I want to perform graph isomorphism tests for a very long random walk with fixed windows. That is given a target graph, say a triangle, I want to find how many consecutive 3 nodes in the random walk induce a triangle.
Graph isomorphism test is very costly and there may be repetitive graph patterns appearing in the random walk. Thus, it is expensive to do the isomorphism test on-the-fly when the random walk is simulated.
Hence, I want to store the random walk first. Afterwards, I want to use some pruning techniques to reduce the number of isomorphism test.
So my question is that how to store a very long random walk with very low memory cost? The naive way is just to store the whole sequence of the random walk, which will cause high memory usage. Is there any better cache technique to do that?
How big is the graph where you perform the random walk? If it is a random walk you can't compress very much without loosing information. If you have an $n$-step random walk you need to store $n$ pieces of information.
The naive way would be to store the vertex numbers. Alternatively you could define an ordering of the adjacent vertices for every single vertex and then only store the position in the list of adjacent vertices. So instead of storing $n$ numbers of maximal size the total number of vertices you only store $n$ numbers of maximal size the maximal degree in the graph.
Edit: A simple example, suppose your graph is the complete graph on $4$ vertices, numbered $1$ to $4$. The naive way to write down a random walk would be to list the vertices you visited. So a two step random walk would consist of $2$ numbers in the range $1$ to $4$. Start at $1$, then the random walk is for example $4,2$.

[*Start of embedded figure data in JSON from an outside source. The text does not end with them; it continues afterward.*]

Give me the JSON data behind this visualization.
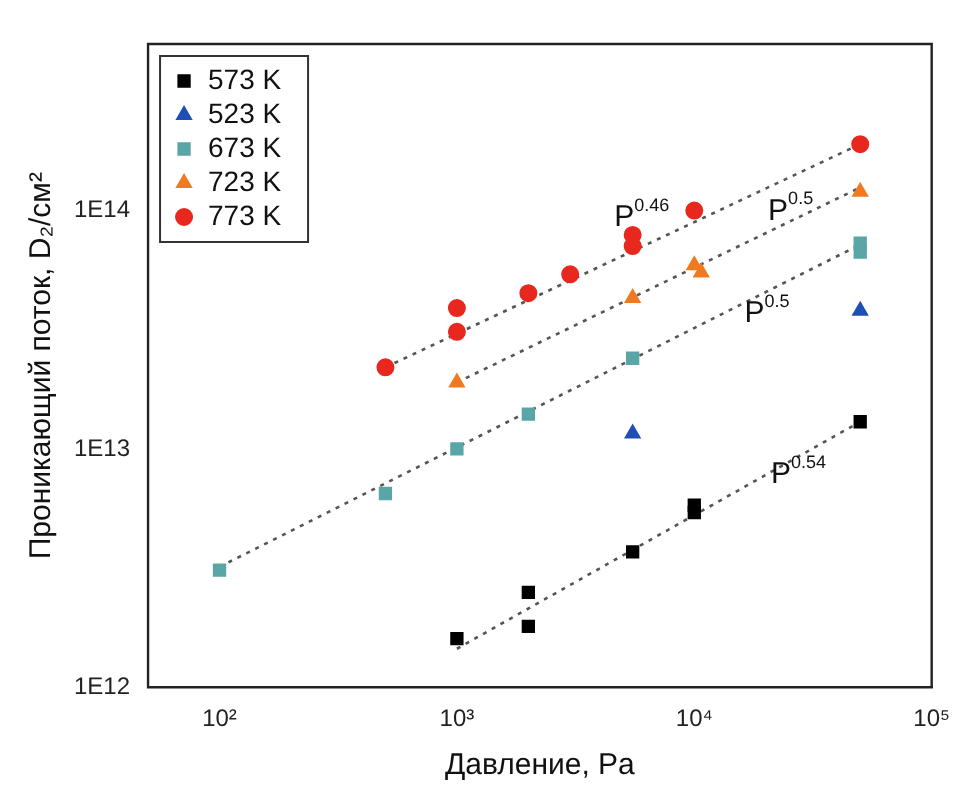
{
  "chart_data": {
    "type": "scatter",
    "xlabel": "Давление, Pa",
    "ylabel": "Проникающий поток, D₂/см²",
    "log": "xy",
    "grid": false,
    "legend": "top left",
    "xlim": [
      50,
      100000
    ],
    "xticks": [
      {
        "value": 100,
        "label": "10²"
      },
      {
        "value": 1000,
        "label": "10³"
      },
      {
        "value": 10000,
        "label": "10⁴"
      },
      {
        "value": 100000,
        "label": "10⁵"
      }
    ],
    "ylim": [
      1000000000000.0,
      500000000000000.0
    ],
    "yticks": [
      {
        "value": 1000000000000.0,
        "label": "1E12"
      },
      {
        "value": 10000000000000.0,
        "label": "1E13"
      },
      {
        "value": 100000000000000.0,
        "label": "1E14"
      }
    ],
    "series": [
      {
        "name": "573 K",
        "color": "#000000",
        "marker": "square",
        "x": [
          1000,
          2000,
          2000,
          5500,
          10000,
          10000,
          50000
        ],
        "values": [
          1600000000000.0,
          1800000000000.0,
          2500000000000.0,
          3700000000000.0,
          5400000000000.0,
          5800000000000.0,
          13000000000000.0
        ]
      },
      {
        "name": "523 K",
        "color": "#1f4fb4",
        "marker": "triangle",
        "x": [
          5500,
          50000
        ],
        "values": [
          11600000000000.0,
          38000000000000.0
        ]
      },
      {
        "name": "673 K",
        "color": "#5aa5a5",
        "marker": "square",
        "x": [
          100,
          500,
          1000,
          2000,
          5500,
          50000,
          50000
        ],
        "values": [
          3100000000000.0,
          6500000000000.0,
          10000000000000.0,
          14000000000000.0,
          24000000000000.0,
          67000000000000.0,
          73000000000000.0
        ]
      },
      {
        "name": "723 K",
        "color": "#f07a20",
        "marker": "triangle",
        "x": [
          1000,
          5500,
          10000,
          10700,
          50000
        ],
        "values": [
          19000000000000.0,
          43000000000000.0,
          59000000000000.0,
          55000000000000.0,
          120000000000000.0
        ]
      },
      {
        "name": "773 K",
        "color": "#e8281e",
        "marker": "circle",
        "x": [
          500,
          1000,
          1000,
          2000,
          3000,
          5500,
          5500,
          10000,
          50000
        ],
        "values": [
          22000000000000.0,
          31000000000000.0,
          39000000000000.0,
          45000000000000.0,
          54000000000000.0,
          71000000000000.0,
          79000000000000.0,
          100000000000000.0,
          190000000000000.0
        ]
      },
      {
        "type": "line",
        "color": "#555555",
        "marker": "none",
        "line_style": "dotted",
        "x": [
          500,
          50000
        ],
        "values": [
          22000000000000.0,
          190000000000000.0
        ]
      },
      {
        "type": "line",
        "color": "#555555",
        "marker": "none",
        "line_style": "dotted",
        "x": [
          1000,
          50000
        ],
        "values": [
          19000000000000.0,
          125000000000000.0
        ]
      },
      {
        "type": "line",
        "color": "#555555",
        "marker": "none",
        "line_style": "dotted",
        "x": [
          100,
          50000
        ],
        "values": [
          3200000000000.0,
          72000000000000.0
        ]
      },
      {
        "type": "line",
        "color": "#555555",
        "marker": "none",
        "line_style": "dotted",
        "x": [
          1000,
          50000
        ],
        "values": [
          1450000000000.0,
          13000000000000.0
        ]
      }
    ],
    "annotations": [
      "P$^{0.46}$",
      "P$^{0.5}$",
      "P$^{0.5}$",
      "P$^{0.54}$"
    ]
  }
}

What I proposed was to instead just write down the rank among the adjacent vertices. So for the first step, the neighbours are $2,3,4$, the random walk goes to vertex $4$, that is the third one in the ordering, write down $3$. Next you are at vertex $4$, neighbors are $1,2,3$, random walk goes to $2$, that is the second one, so write down $2$. The maximum degree in the graph is $3$, so instead of writing down numbers in the range $1$ to $4$ we only have to write down numbers in the range $1$ to $3$. That doesn't really save much in this example but for a large graph with small maximum vertex degree it could save a bit.